On 11/06/2024 9:41, Christoph Hellwig wrote:
> On Mon, Jun 10, 2024 at 05:30:34PM +0300, Sagi Grimberg wrote:
>>> efficient header splitting in the NIC, either hard coded or even
>>> better downloadable using something like eBPF.
>>  From what I understand, this is what this offload is trying to do. It uses
>> the nvme command_id similar to how the read_stag is used in iwarp,
>> it tracks the NVMe/TCP pdus to split pdus from data transfers, and maps
>> the command_id to an internal MR for dma purposes.
>>
>> What I think you don't like about this is the interface that the offload
>> exposes
>> to the TCP ulp driver (nvme-tcp in our case)?
> I don't see why a memory registration is needed at all.
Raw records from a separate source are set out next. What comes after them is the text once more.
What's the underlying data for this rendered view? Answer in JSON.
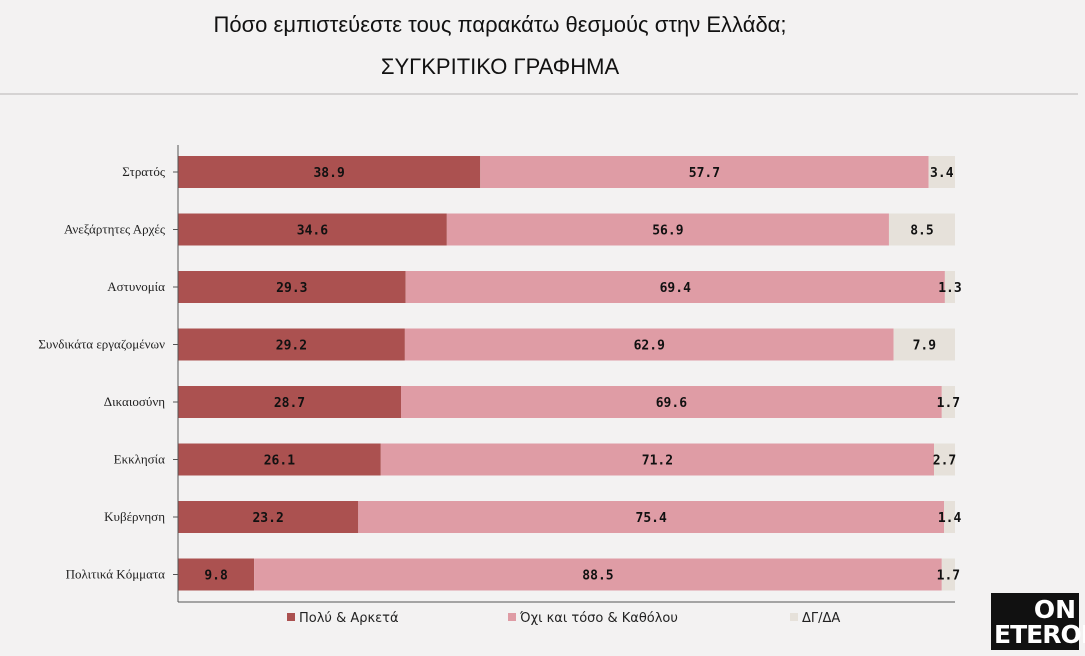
{
  "header": {
    "title": "Πόσο εμπιστεύεστε τους παρακάτω θεσμούς στην Ελλάδα;",
    "subtitle": "ΣΥΓΚΡΙΤΙΚΟ ΓΡΑΦΗΜΑ"
  },
  "logo": {
    "line1": "ON",
    "line2": "ETERON"
  },
  "colors": {
    "series1": "#ab5150",
    "series2": "#df9ca5",
    "series3": "#e6e1da"
  },
  "chart_data": {
    "type": "bar",
    "orientation": "horizontal",
    "stacked": true,
    "title": "Πόσο εμπιστεύεστε τους παρακάτω θεσμούς στην Ελλάδα;",
    "subtitle": "ΣΥΓΚΡΙΤΙΚΟ ΓΡΑΦΗΜΑ",
    "categories": [
      "Στρατός",
      "Ανεξάρτητες Αρχές",
      "Αστυνομία",
      "Συνδικάτα εργαζομένων",
      "Δικαιοσύνη",
      "Εκκλησία",
      "Κυβέρνηση",
      "Πολιτικά Κόμματα"
    ],
    "series": [
      {
        "name": "Πολύ & Αρκετά",
        "values": [
          38.9,
          34.6,
          29.3,
          29.2,
          28.7,
          26.1,
          23.2,
          9.8
        ]
      },
      {
        "name": "Όχι και τόσο & Καθόλου",
        "values": [
          57.7,
          56.9,
          69.4,
          62.9,
          69.6,
          71.2,
          75.4,
          88.5
        ]
      },
      {
        "name": "ΔΓ/ΔΑ",
        "values": [
          3.4,
          8.5,
          1.3,
          7.9,
          1.7,
          2.7,
          1.4,
          1.7
        ]
      }
    ],
    "xlim": [
      0,
      100
    ],
    "legend": "bottom",
    "grid": false
  }
}
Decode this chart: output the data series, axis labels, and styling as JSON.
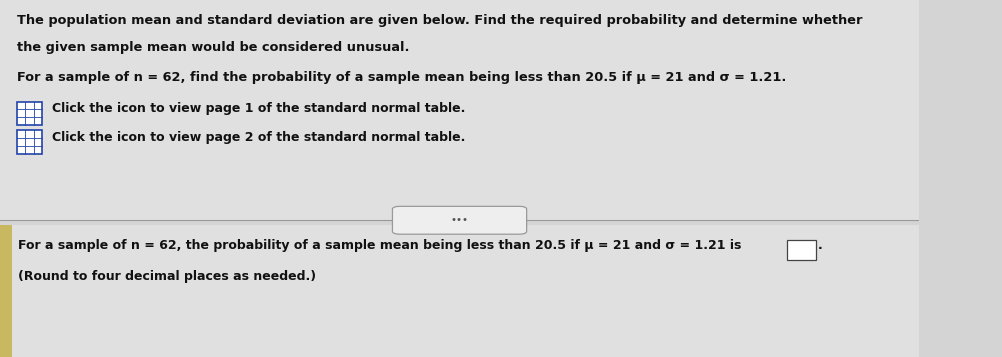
{
  "bg_color": "#d4d4d4",
  "top_bg_color": "#e0e0e0",
  "bottom_bg_color": "#e0e0e0",
  "divider_color": "#999999",
  "text_color": "#111111",
  "line1": "The population mean and standard deviation are given below. Find the required probability and determine whether",
  "line2": "the given sample mean would be considered unusual.",
  "line3": "For a sample of n = 62, find the probability of a sample mean being less than 20.5 if μ = 21 and σ = 1.21.",
  "line4": "Click the icon to view page 1 of the standard normal table.",
  "line5": "Click the icon to view page 2 of the standard normal table.",
  "line6_pre": "For a sample of n = 62, the probability of a sample mean being less than 20.5 if μ = 21 and σ = 1.21 is",
  "line7": "(Round to four decimal places as needed.)",
  "divider_btn_text": "•••",
  "icon_color": "#2244aa",
  "answer_box_color": "#ffffff",
  "answer_box_border": "#444444",
  "left_strip_color": "#c8b860"
}
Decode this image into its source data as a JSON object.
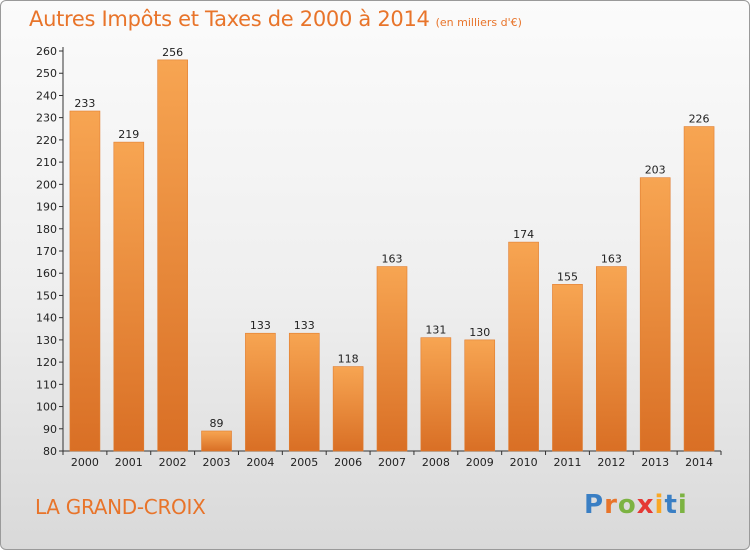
{
  "header": {
    "title": "Autres Impôts et Taxes de 2000 à 2014",
    "subtitle": "(en milliers d'€)"
  },
  "footer": {
    "commune": "LA GRAND-CROIX",
    "logo_letters": [
      "P",
      "r",
      "o",
      "x",
      "i",
      "t",
      "i"
    ],
    "logo_colors": [
      "#3a7fc4",
      "#e8742a",
      "#7cb342",
      "#e53935",
      "#f9a825",
      "#3a7fc4",
      "#7cb342"
    ]
  },
  "chart_data": {
    "type": "bar",
    "title": "Autres Impôts et Taxes de 2000 à 2014",
    "subtitle": "(en milliers d'€)",
    "xlabel": "",
    "ylabel": "",
    "categories": [
      "2000",
      "2001",
      "2002",
      "2003",
      "2004",
      "2005",
      "2006",
      "2007",
      "2008",
      "2009",
      "2010",
      "2011",
      "2012",
      "2013",
      "2014"
    ],
    "values": [
      233,
      219,
      256,
      89,
      133,
      133,
      118,
      163,
      131,
      130,
      174,
      155,
      163,
      203,
      226
    ],
    "ylim": [
      80,
      260
    ],
    "yticks": [
      80,
      90,
      100,
      110,
      120,
      130,
      140,
      150,
      160,
      170,
      180,
      190,
      200,
      210,
      220,
      230,
      240,
      250,
      260
    ],
    "grid": false,
    "bar_color": "#f0923e",
    "bar_color_dark": "#d9702a"
  }
}
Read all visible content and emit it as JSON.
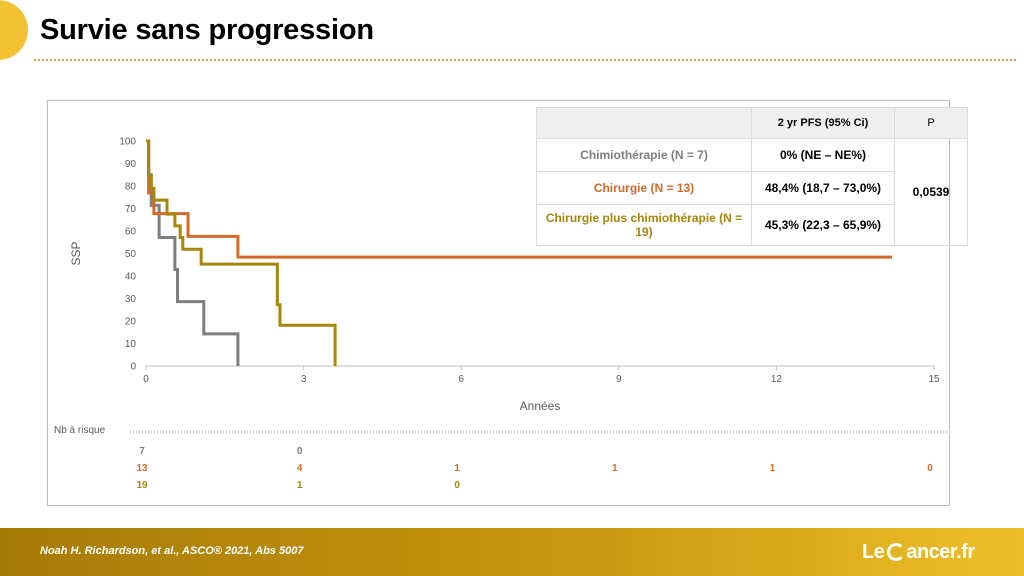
{
  "slide": {
    "title": "Survie sans progression",
    "citation": "Noah H. Richardson, et al.,  ASCO® 2021, Abs 5007",
    "logo_prefix": "Le",
    "logo_suffix": "ancer.fr"
  },
  "chart_data": {
    "type": "line",
    "step": true,
    "xlabel": "Années",
    "ylabel": "SSP",
    "xlim": [
      0,
      15
    ],
    "ylim": [
      0,
      100
    ],
    "xticks": [
      0,
      3,
      6,
      9,
      12,
      15
    ],
    "yticks": [
      0,
      10,
      20,
      30,
      40,
      50,
      60,
      70,
      80,
      90,
      100
    ],
    "grid": false,
    "legend": "table top-right",
    "series": [
      {
        "name": "Chimiothérapie (N = 7)",
        "color": "#7f7f7f",
        "x": [
          0,
          0.05,
          0.1,
          0.25,
          0.45,
          0.55,
          0.6,
          1.1,
          1.75,
          1.75
        ],
        "y": [
          100,
          85,
          71.4,
          57.1,
          57.1,
          42.9,
          28.6,
          14.3,
          14.3,
          0
        ]
      },
      {
        "name": "Chirurgie (N = 13)",
        "color": "#d4692a",
        "x": [
          0,
          0.05,
          0.15,
          0.8,
          1.75,
          14.2
        ],
        "y": [
          100,
          76.9,
          67.7,
          57.6,
          48.4,
          48.4
        ]
      },
      {
        "name": "Chirurgie plus chimiothérapie (N = 19)",
        "color": "#a8850b",
        "x": [
          0,
          0.05,
          0.1,
          0.15,
          0.4,
          0.55,
          0.65,
          0.7,
          1.05,
          2.4,
          2.5,
          2.55,
          3.6,
          3.6
        ],
        "y": [
          100,
          84.2,
          78.9,
          73.7,
          67.5,
          62.3,
          57.1,
          51.9,
          45.3,
          45.3,
          27.2,
          18.1,
          18.1,
          0
        ]
      }
    ],
    "at_risk": {
      "label": "Nb à risque",
      "rows": [
        {
          "color": "#7f7f7f",
          "cells": [
            {
              "x": 0,
              "n": "7"
            },
            {
              "x": 3,
              "n": "0"
            }
          ]
        },
        {
          "color": "#d4692a",
          "cells": [
            {
              "x": 0,
              "n": "13"
            },
            {
              "x": 3,
              "n": "4"
            },
            {
              "x": 6,
              "n": "1"
            },
            {
              "x": 9,
              "n": "1"
            },
            {
              "x": 12,
              "n": "1"
            },
            {
              "x": 15,
              "n": "0"
            }
          ]
        },
        {
          "color": "#a8850b",
          "cells": [
            {
              "x": 0,
              "n": "19"
            },
            {
              "x": 3,
              "n": "1"
            },
            {
              "x": 6,
              "n": "0"
            }
          ]
        }
      ]
    }
  },
  "table": {
    "header_pfs": "2 yr PFS (95% Ci)",
    "header_p": "P",
    "rows": [
      {
        "label": "Chimiothérapie (N = 7)",
        "pfs": "0% (NE – NE%)",
        "color": "#7f7f7f"
      },
      {
        "label": "Chirurgie (N = 13)",
        "pfs": "48,4% (18,7 – 73,0%)",
        "color": "#d4692a"
      },
      {
        "label": "Chirurgie plus chimiothérapie (N = 19)",
        "pfs": "45,3% (22,3 – 65,9%)",
        "color": "#a8850b"
      }
    ],
    "p_value": "0,0539"
  }
}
I don't see how you can do it without memory registration.

>
> The by far biggest painpoint when doing storage protocols (including
> file systems) over IP based storage is the data copy on the receive
> path because the payload is not aligned to a page boundary.
>
> So we need to figure out a way that is as stateless as possible that
> allows aligning the actual data payload on a page boundary in an
> otherwise normal IP receive path.

But the device gets payload from the network, and needs a buffer
to dma to. In order to dma to the "correct" buffer it needs some
sort of pre-registration expressed with a tag, that the device can
infer by some sort of stream inspection. The socket recv call from
the ulp happens at a later stage.

I am not sure I understand the alignment assurance help the NIC
to dma payload from the network to the "correct" buffer
(i.e. userspace doing O_DIRECT read).